In the homework, you will use the R code in this section to solve for the parameters in Form 2.

#make your y and x matrices
y=matrix(dat$stack.loss, ncol=1)
x=matrix(c(1,dat$Air.Flow),ncol=1)
#make the Z matrix
n=nrow(dat) #number of rows in our data file
k=1
#Z has n rows and 1 col for intercept, and n cols for the n air data points
#a list matrix allows us to combine "characters" and numbers
Z=matrix(list(0),n,k*n+1) 
Z[,1]="alpha"
diag(Z[1:n,1+1:n])="beta" 
#this function creates that permutation matrix for you
P=MARSS:::convert.model.mat(Z)$free[,,1]
M=kronecker(t(x),diag(n))%*%P
solve(t(M)%*%M)%*%t(M)%*%y
             [,1]
alpha -11.6159170
beta    0.6412918
coef(lm(dat$stack.loss ~ dat$Air.Flow))
 (Intercept) dat$Air.Flow 
 -11.6159170    0.6412918 

Go through this code line by line at the R command line. Look at Z. It is a list matrix that allows you to combine numbers (the 0s) with character string (names of parameters). Notice that class(Z[1,3])="numeric" while class(Z[1,2])="character". This is important. 0 in R is a number while "0" would be a character (the name of a parameter). Look at the permutation matrix P. Try MARSS:::convert.model.mat(Z)$free and see that it returns a 3D matrix, which is why the [,,1] appears (to get us a 2D matrix). To use more data points, you can redefine dat to say dat=stackloss to use all 21 data points.

Here’s another example.

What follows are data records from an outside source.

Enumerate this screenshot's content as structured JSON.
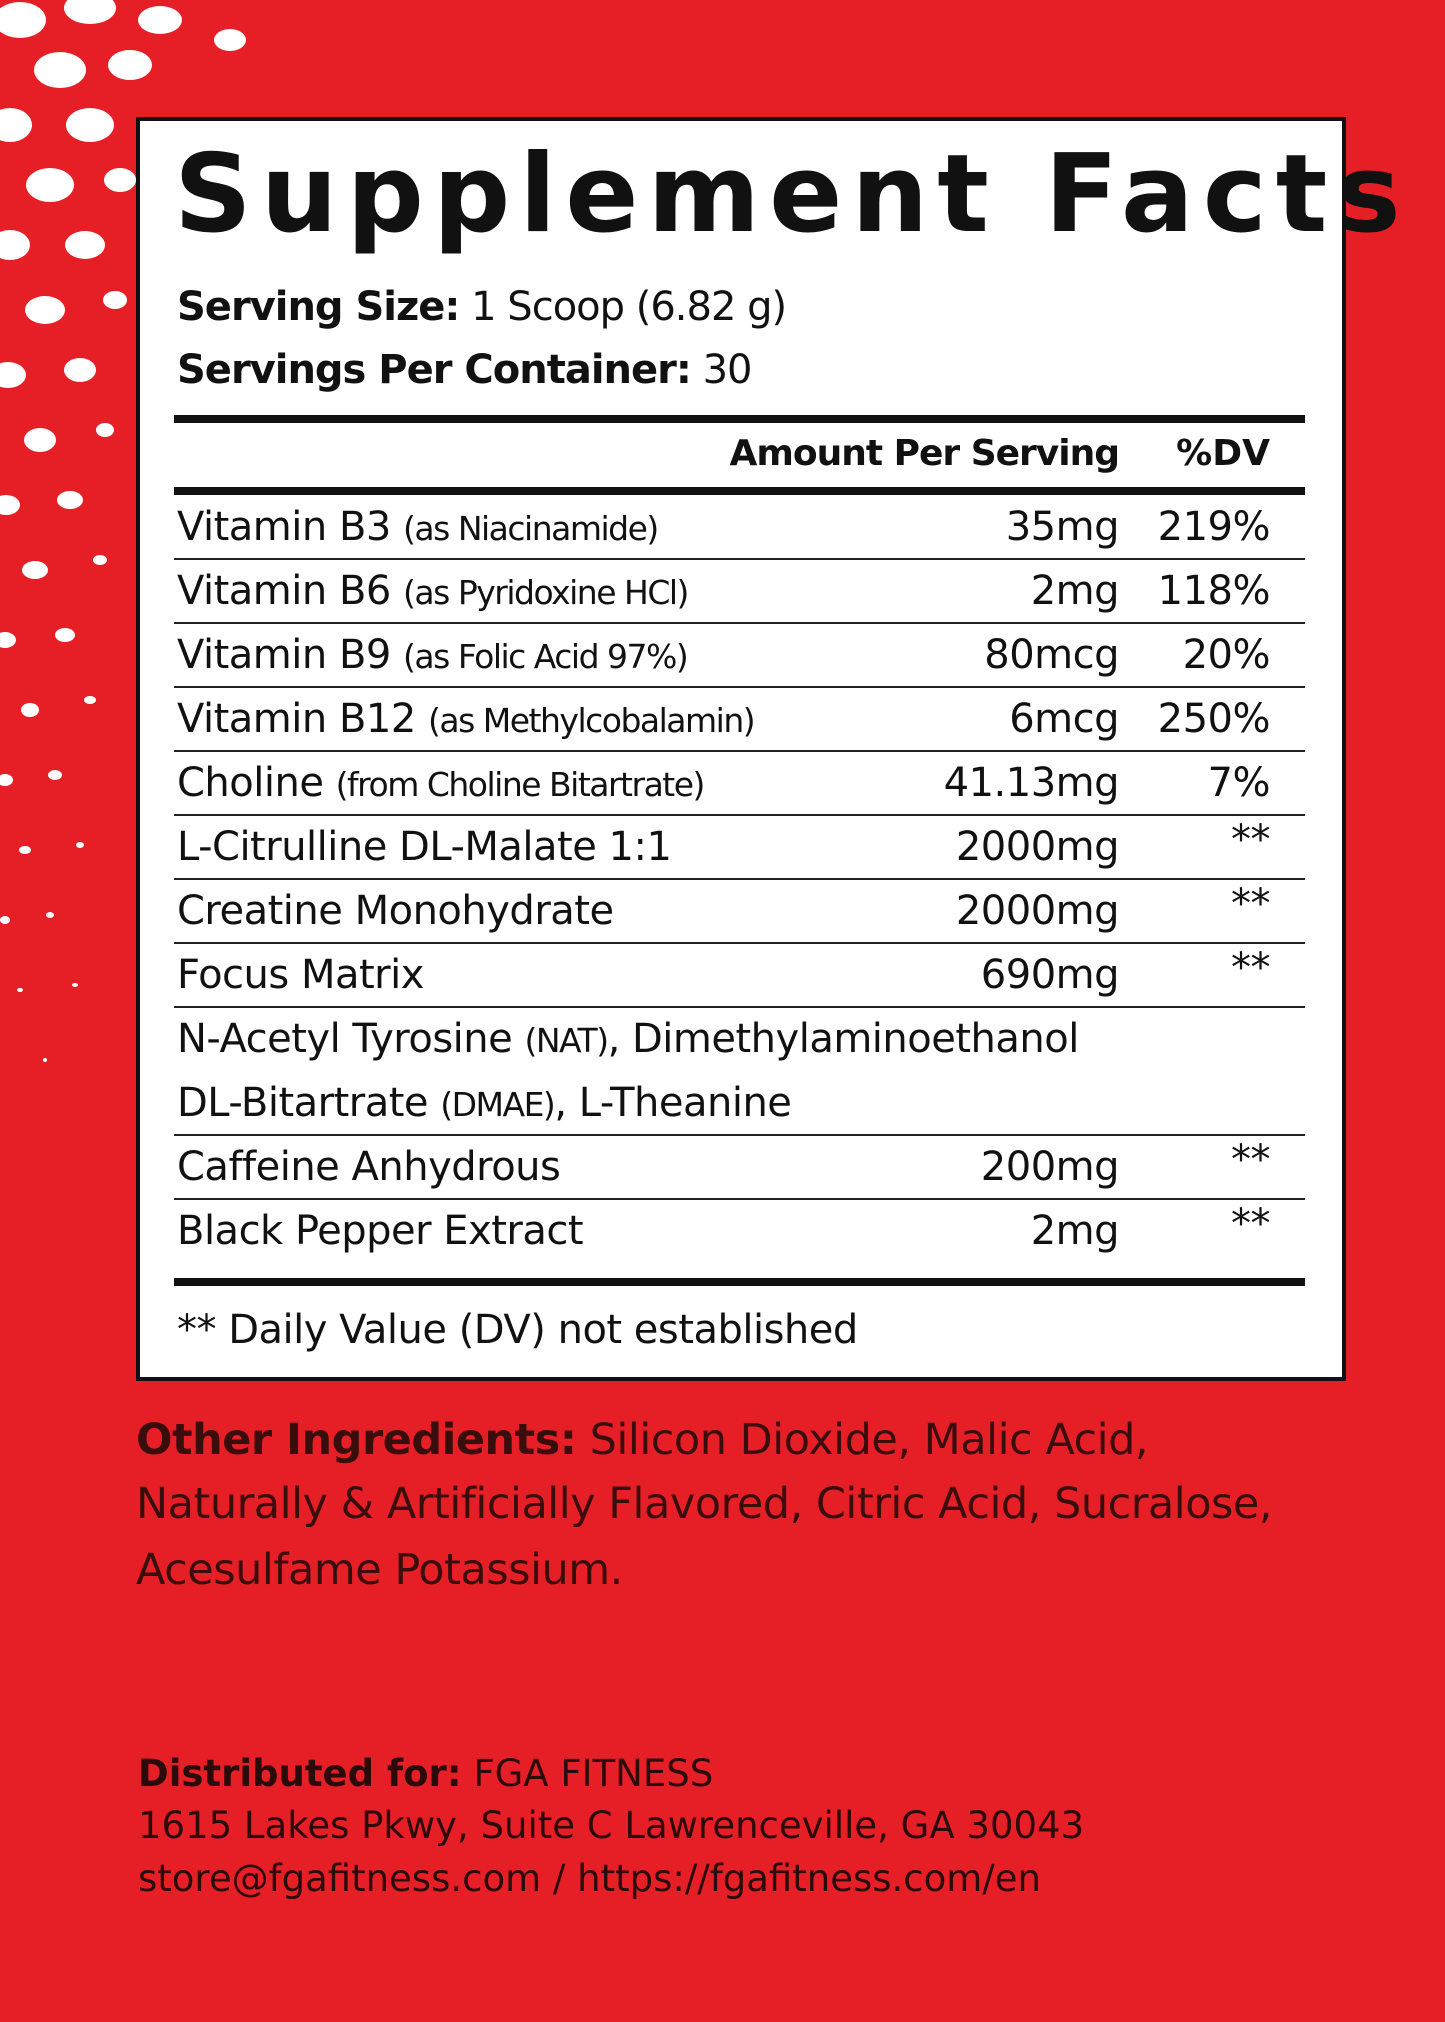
{
  "title": "Supplement Facts",
  "serving_size": {
    "label": "Serving Size:",
    "value": "1 Scoop (6.82 g)"
  },
  "servings_per_container": {
    "label": "Servings Per Container:",
    "value": "30"
  },
  "header": {
    "amount": "Amount Per Serving",
    "dv": "%DV"
  },
  "rows": [
    {
      "name": "Vitamin B3",
      "note": "(as Niacinamide)",
      "amount": "35mg",
      "dv": "219%"
    },
    {
      "name": "Vitamin B6",
      "note": "(as Pyridoxine HCl)",
      "amount": "2mg",
      "dv": "118%"
    },
    {
      "name": "Vitamin B9",
      "note": "(as Folic Acid 97%)",
      "amount": "80mcg",
      "dv": "20%"
    },
    {
      "name": "Vitamin B12",
      "note": "(as Methylcobalamin)",
      "amount": "6mcg",
      "dv": "250%"
    },
    {
      "name": "Choline",
      "note": "(from Choline Bitartrate)",
      "amount": "41.13mg",
      "dv": "7%"
    },
    {
      "name": "L-Citrulline DL-Malate 1:1",
      "amount": "2000mg",
      "dv": "**"
    },
    {
      "name": "Creatine Monohydrate",
      "amount": "2000mg",
      "dv": "**"
    },
    {
      "name": "Focus Matrix",
      "amount": "690mg",
      "dv": "**"
    },
    {
      "lines": [
        [
          "N-Acetyl Tyrosine",
          "(NAT)",
          ", Dimethylaminoethanol"
        ],
        [
          "DL-Bitartrate",
          "(DMAE)",
          ", L-Theanine"
        ]
      ]
    },
    {
      "name": "Caffeine Anhydrous",
      "amount": "200mg",
      "dv": "**"
    },
    {
      "name": "Black Pepper Extract",
      "amount": "2mg",
      "dv": "**"
    }
  ],
  "footnote": "** Daily Value (DV) not established",
  "other_ingredients": {
    "label": "Other Ingredients:",
    "lines": [
      "Silicon Dioxide, Malic Acid,",
      "Naturally & Artificially Flavored, Citric Acid, Sucralose,",
      "Acesulfame Potassium."
    ]
  },
  "distributor": {
    "label": "Distributed for:",
    "name": "FGA FITNESS",
    "address": "1615 Lakes Pkwy, Suite C Lawrenceville, GA 30043",
    "contact": "store@fgafitness.com / https://fgafitness.com/en"
  }
}
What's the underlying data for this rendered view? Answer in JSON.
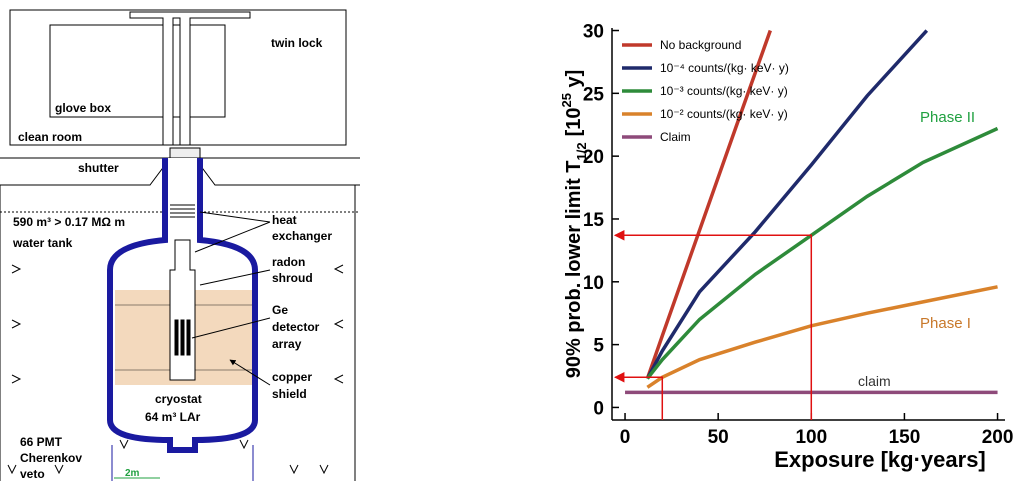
{
  "diagram": {
    "labels": {
      "twin_lock": "twin lock",
      "glove_box": "glove box",
      "clean_room": "clean room",
      "shutter": "shutter",
      "water_volume": "590 m³  > 0.17 MΩ m",
      "water_tank": "water tank",
      "heat_exchanger": [
        "heat",
        "exchanger"
      ],
      "radon_shroud": [
        "radon",
        "shroud"
      ],
      "ge_array": [
        "Ge",
        "detector",
        "array"
      ],
      "copper_shield": [
        "copper",
        "shield"
      ],
      "cryostat": "cryostat",
      "lar": "64 m³   LAr",
      "veto": [
        "66 PMT",
        "Cherenkov",
        "veto"
      ],
      "scale": "2m"
    }
  },
  "chart_data": {
    "type": "line",
    "x_label": "Exposure [kg·years]",
    "y_label": {
      "text": "90% prob. lower limit T",
      "subscript": "1/2",
      "unit": "[10",
      "exponent": "25",
      "unit_end": " y]"
    },
    "xlim": [
      -7,
      204
    ],
    "ylim": [
      -1,
      30.2
    ],
    "xticks": [
      0,
      50,
      100,
      150,
      200
    ],
    "yticks": [
      0,
      5,
      10,
      15,
      20,
      25,
      30
    ],
    "series": [
      {
        "name": "No background",
        "color": "#c0392b",
        "x": [
          12,
          20,
          40,
          60,
          78
        ],
        "values": [
          2.3,
          5.7,
          14.1,
          22.5,
          30
        ]
      },
      {
        "name": "10⁻⁴ counts/(kg· keV· y)",
        "color": "#1f2a6b",
        "x": [
          12,
          20,
          40,
          70,
          100,
          130,
          162
        ],
        "values": [
          2.3,
          4.5,
          9.2,
          14.0,
          19.3,
          24.8,
          30
        ]
      },
      {
        "name": "10⁻³ counts/(kg· keV· y)",
        "color": "#2e8b3a",
        "x": [
          12,
          20,
          40,
          70,
          100,
          130,
          160,
          200
        ],
        "values": [
          2.3,
          3.8,
          7.0,
          10.6,
          13.7,
          16.8,
          19.5,
          22.2
        ]
      },
      {
        "name": "10⁻² counts/(kg· keV· y)",
        "color": "#d9822b",
        "x": [
          12,
          20,
          40,
          70,
          100,
          130,
          160,
          200
        ],
        "values": [
          1.6,
          2.4,
          3.8,
          5.2,
          6.5,
          7.5,
          8.4,
          9.6
        ]
      },
      {
        "name": "Claim",
        "color": "#8e4a7a",
        "x": [
          0,
          200
        ],
        "values": [
          1.2,
          1.2
        ]
      }
    ],
    "reference_lines": [
      {
        "x": 100,
        "y": 13.7
      },
      {
        "x": 20,
        "y": 2.4
      }
    ],
    "reference_color": "#e01010",
    "annotations": [
      {
        "text": "Phase II",
        "color": "#20a040"
      },
      {
        "text": "Phase I",
        "color": "#c8782a"
      },
      {
        "text": "claim",
        "color": "#333333"
      }
    ]
  }
}
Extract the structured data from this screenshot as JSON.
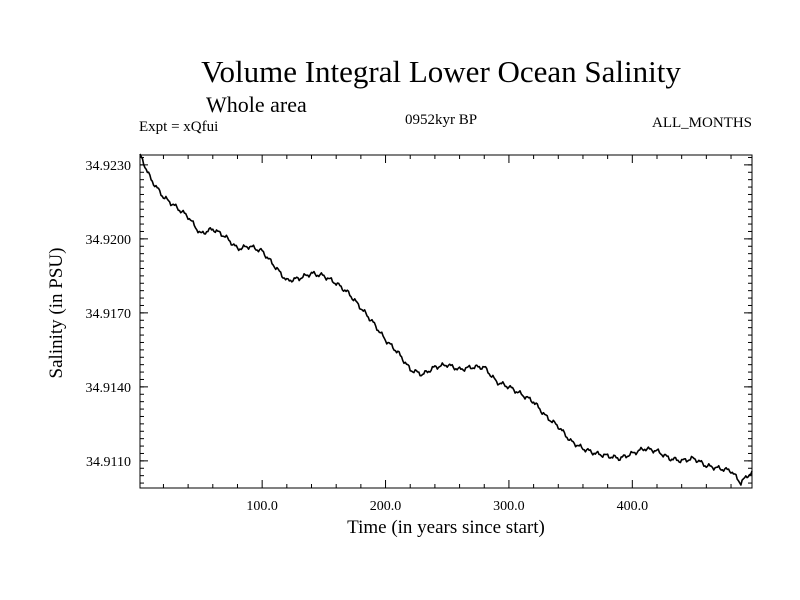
{
  "chart_data": {
    "type": "line",
    "title": "Volume Integral Lower Ocean Salinity",
    "subtitle": "Whole area",
    "experiment_label": "Expt = xQfui",
    "period_label": "0952kyr BP",
    "months_label": "ALL_MONTHS",
    "xlabel": "Time (in years since start)",
    "ylabel": "Salinity (in PSU)",
    "xlim": [
      1,
      497
    ],
    "ylim": [
      34.9099,
      34.9234
    ],
    "x_ticks": [
      100,
      200,
      300,
      400
    ],
    "x_tick_labels": [
      "100.0",
      "200.0",
      "300.0",
      "400.0"
    ],
    "y_ticks": [
      34.911,
      34.914,
      34.917,
      34.92,
      34.923
    ],
    "y_tick_labels": [
      "34.9110",
      "34.9140",
      "34.9170",
      "34.9200",
      "34.9230"
    ],
    "grid": false,
    "series": [
      {
        "name": "Salinity",
        "color": "#000000",
        "x": [
          1,
          10,
          20,
          30,
          40,
          50,
          60,
          70,
          80,
          90,
          100,
          110,
          120,
          130,
          140,
          150,
          160,
          170,
          180,
          190,
          200,
          210,
          220,
          230,
          240,
          250,
          260,
          270,
          280,
          290,
          300,
          310,
          320,
          330,
          340,
          350,
          360,
          370,
          380,
          390,
          400,
          410,
          420,
          430,
          440,
          450,
          460,
          470,
          480,
          488,
          493,
          497
        ],
        "values": [
          34.9234,
          34.9224,
          34.9217,
          34.9213,
          34.9209,
          34.9202,
          34.9204,
          34.9201,
          34.9196,
          34.9197,
          34.9195,
          34.9189,
          34.9183,
          34.9184,
          34.9186,
          34.9185,
          34.9182,
          34.9178,
          34.9172,
          34.9166,
          34.9159,
          34.9154,
          34.9147,
          34.9145,
          34.9148,
          34.9149,
          34.9147,
          34.9148,
          34.9148,
          34.9142,
          34.914,
          34.9137,
          34.9134,
          34.9128,
          34.9124,
          34.9118,
          34.9115,
          34.9113,
          34.9112,
          34.9111,
          34.9113,
          34.9115,
          34.9114,
          34.9111,
          34.911,
          34.9111,
          34.9108,
          34.9107,
          34.9106,
          34.9101,
          34.9104,
          34.9105
        ]
      }
    ]
  }
}
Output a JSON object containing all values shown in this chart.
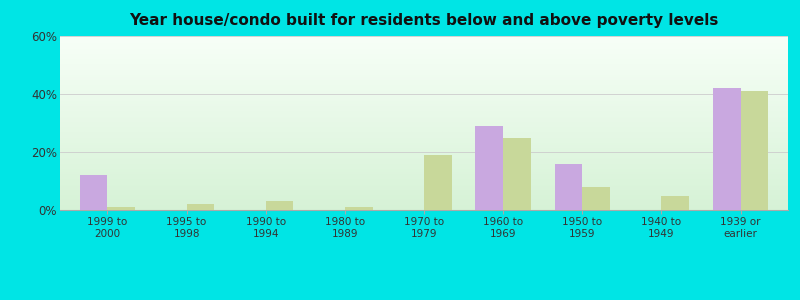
{
  "title": "Year house/condo built for residents below and above poverty levels",
  "categories": [
    "1999 to\n2000",
    "1995 to\n1998",
    "1990 to\n1994",
    "1980 to\n1989",
    "1970 to\n1979",
    "1960 to\n1969",
    "1950 to\n1959",
    "1940 to\n1949",
    "1939 or\nearlier"
  ],
  "below_poverty": [
    12,
    0,
    0,
    0,
    0,
    29,
    16,
    0,
    42
  ],
  "above_poverty": [
    1,
    2,
    3,
    1,
    19,
    25,
    8,
    5,
    41
  ],
  "below_color": "#c9a8e0",
  "above_color": "#c8d89a",
  "ylim": [
    0,
    60
  ],
  "yticks": [
    0,
    20,
    40,
    60
  ],
  "ytick_labels": [
    "0%",
    "20%",
    "40%",
    "60%"
  ],
  "bg_outer": "#00e5e5",
  "title_fontsize": 11,
  "bar_width": 0.35
}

Rewrite the model with multiple intercepts (Equation (2.14) ) as \[\begin{equation} \tag{2.27} \begin{bmatrix}stack.loss_1\\ stack.loss_2\\ stack.loss_3\\ stack.loss_4\end{bmatrix} = \begin{bmatrix} \alpha_n&\beta&0&0&0\\ \alpha_s&0&\beta&0&0\\ \alpha_n&0&0&\beta&0\\ \alpha_s&0&0&0&\beta \end{bmatrix}\begin{bmatrix}1\\air_1\\air_2\\air_3\\air_4\end{bmatrix} + \begin{bmatrix}e_1\\e_2\\e_3\\e_4\end{bmatrix}=\mathbf{Z}\mathbf{x}+\mathbf{a}+\mathbf{e} \end{equation}\] To estimate the parameters, we need to be able to write a list matrix that looks like \(\mathbf{Z}\) in Equation (2.27). We can use the same code as above with \(\mathbf{Z}\) changed to look like that in Equation (2.27).

y = matrix(dat$stack.loss, ncol = 1)
x = matrix(c(1, dat$Air.Flow), ncol = 1)
n = nrow(dat)
k = 1
# list matrix allows us to combine numbers and character
# strings
Z = matrix(list(0), n, k * n + 1)
Z[seq(1, n, 2), 1] = "alphanorth"
Z[seq(2, n, 2), 1] = "alphasouth"
diag(Z[1:n, 1 + 1:n]) = "beta"
P = MARSS:::convert.model.mat(Z)$free[, , 1]
M = kronecker(t(x), diag(n)) %*% P
solve(t(M) %*% M) %*% t(M) %*% y
                 [,1]
alphanorth -2.0257880
alphasouth -5.5429799
beta        0.5358166

Similarly to estimate the parameters for Equation (2.18), we change the \(\beta\)’s in our \(\mathbf{Z}\) list matrix to have owner designations:

Z = matrix(list(0), n, k * n + 1)
Z[seq(1, n, 2), 1] = "alphanorth"
Z[seq(2, n, 2), 1] = "alphasouth"
diag(Z[1:n, 1 + 1:n]) = rep(c("beta.s", "beta.a"), n)[1:n]
P = MARSS:::convert.model.mat(Z)$free[, , 1]
M = kronecker(t(x), diag(n)) %*% P
solve(t(M) %*% M) %*% t(M) %*% y
            [,1]
alphanorth -38.0
alphasouth  -3.0
beta.s       1.0
beta.a       0.5

The parameters estimates are the same as with the model in Form 1, though \(\beta\)’s are given in reversed order simply due to the way convert.model.mat() is ordering the columns in Form 2’s \(\mathbf{Z}\).